Thompson beschrijft een aantal kenmerken, acht in totaal, van heilige dwaasheid die voor haar essentieel zijn. Al deze kenmerken
hebben volgens Thompson de joerodivye
gemeen met sjamanen. Zij ziet ook meer
verwantschap met de oeroude Russische
joerodivy-traditie, dan met de christelijke orthodoxie.
Hieronder ga ik na in hoeverre Pierre Bezoechov
voldoet aan deze kenmerken, om op basis
daarvan antwoord te kunnen geven op de
vraag of Pierre een ‘gestileerde dwaas’ is.
Thompson begint met twee uiterlijke kenmerken:
naaktheid, of schaars gekleed gaan in
vodden, met daarnaast lang wild haar, en allerhande
zwaarwegende ijzeren objecten om
de hals, in de handen of op het hoofd hebben.4
Het zal duidelijk zijn dat Pierre in Oorlog
en vrede gewone kleren draagt, en er in uiterlijk
opzicht niet als een heilige dwaas uitziet.

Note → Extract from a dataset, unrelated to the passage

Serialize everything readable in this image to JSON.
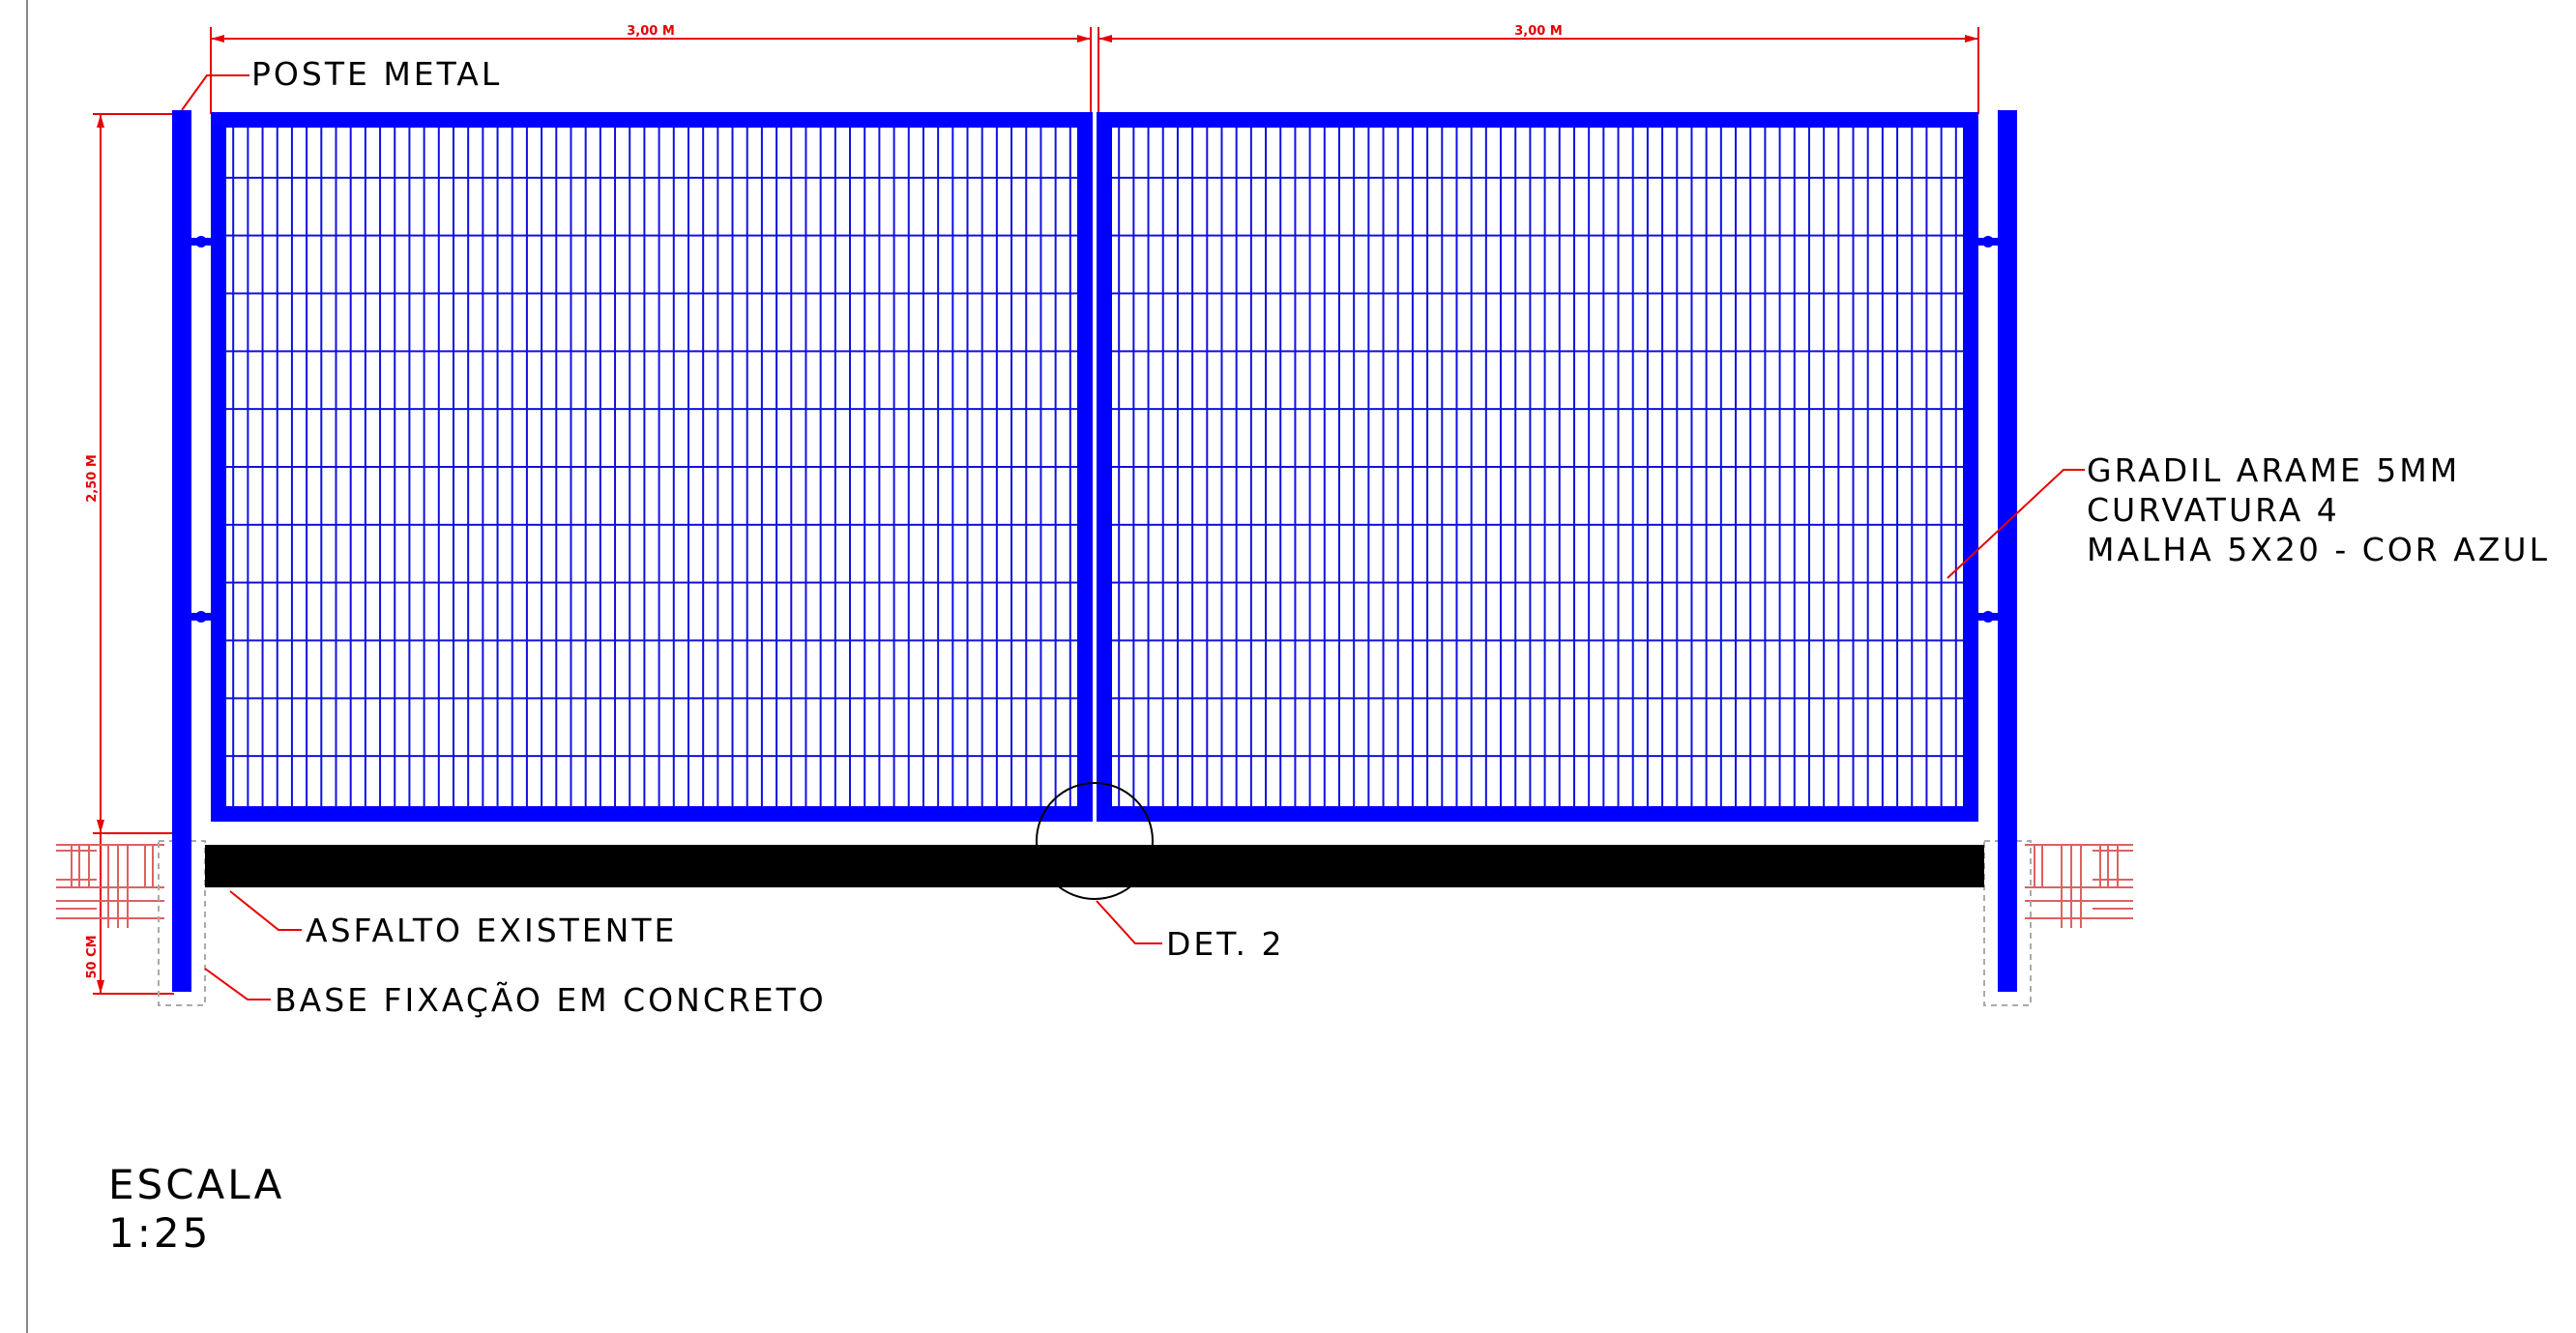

Wel is hij een opvallende verschijning, omdat
hij lang en ietwat aan de dikke kant is, een bril
draagt en zich wat onhandig beweegt.
Het derde kenmerk dat Thompson noemt
is het in trance raken en het onderhevig zijn
aan uitzonderlijke gemoedstoestanden waartoe
gewone mensen niet in staat zijn. Pierre
raakt niet in trance gedurende de periode die
in Oorlog en vrede beschreven wordt, en die
ongeveer vijftien jaren beslaat. Ook andere
abnormale mentale ervaringen van Pierre
worden niet beschreven, of het moet de dwaze
gedachte zijn dat hij een aanslag op Napoleon
wil gaan plegen. Gedurende een dag of wat is
hij ervan overtuigd dat hij dat moet gaan doen.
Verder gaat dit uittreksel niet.